Des défis restent à relever : Habitat, un secteur aux grandes ambitions

Des défis restent à relever : Habitat, un secteur aux grandes ambitions

Tous les ingrédients sont réunis pour repositionner ce secteur en tant que catalyseur de l’activité économique nationale. Il suffit de converger les visions pour une relance optimale. Le premier levier sur lequel il faut agir est l’adéquation entre  l’offre et la demande.

L’attentisme bat son plein dans le secteur de l’immobilier. La conjoncture tarde à se redresser. La récession de la demande conjuguée aux appréhensions des promoteurs font que le marché national ne décolle toujours pas. Et pourtant tous les ingrédients sont réunis pour repositionner ce secteur en tant que catalyseur de l’activité économique nationale. Il suffit de converger les visions pour une relance optimale. Le premier levier sur lequel il faut agir est l’adéquation entre  l’offre et la demande.

L’exigence étant de réduire le coût du foncier en vue de pouvoir déployer des plans d’aménagement en ligne avec les exigences des futurs propriétaires. Le taux d’urbanisation allant  crescendo, il est impératif aujourd’hui de revoir les modes de constructions, en optant davantage pour la verticalité dans les agglomérations. Parmi les leviers de relance à développer figure également la promotion du logement abordable. Cette approche porte essentiellement sur la détermination des plafonds de revenu et d’abordabilité.

Le second pilier de cette vision n’est que la définition des standards des différents types de logement ainsi que l’identification des objectifs en matière de volume à produire et d’écart à résorber. Par ailleurs, la révision du dispositif actuel du logement dédié à la classe moyenne s’impose comme une nécessité. Les mesures engagées pour cette catégorie sociale n’ont pas été fructueuses. D’où la nécessité de repenser le modèle adopté depuis 2013, date à laquelle a été signée la convention dédiée à ce segment. Les objectifs ayant été fixés entre la tutelle et les promoteurs nationaux sont loin d’être atteints. Ils tablaient en effet sur la construction d’au moins 250.000 logements sur une durée de 5 ans.

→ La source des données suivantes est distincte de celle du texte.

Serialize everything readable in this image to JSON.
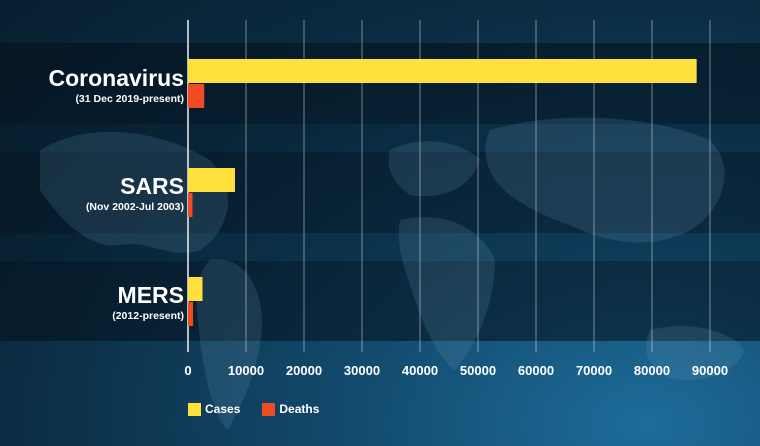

Toutefois, rien n’a été fait poussant la classe moyenne à opter pour le logement social afin d’accéder à la propriété. La redynamisation du logement de la classe moyenne est tributaire de la création de zones d’aménagement concertées avec une révision à la hausse de la surface avec un seuil maximal de 100 mètres carrés bruts, ainsi que de la concrétisation de l’objectif principal de la convention signée avec l’Etat, en l’occurrence la création d’un minimum de 250.000 logements en cinq ans. Autre exigence de taille la stimulation du secteur locatif ainsi que l’intégration de la mixité sociale et l’équité spatiale. Il est à rappeler que la politique publique de l’Etat avait pour objectif initial de réduire le déficit en logement. L’écart a en effet été résorbé  significativement. On note une rétractation de 67% faisant ainsi réduire le déficit à 425.000 logements. Ce résultat ne pouvait être atteint sans la mise en place d’une panoplie de programmes répondant aux besoins croissants de la population en matière d’habitat. Le logement à faible valeur immobilière totale ou encore le logement social ont tiré cette cadence.

La conjoncture actuelle impose quant à elle de nouveaux paradigmes. L’enjeu étant de fluidifier les différentes composantes de la chaîne de valeur du logement. Une démarche qui impulsera, sans conteste, le secteur et le rendra plus résilient.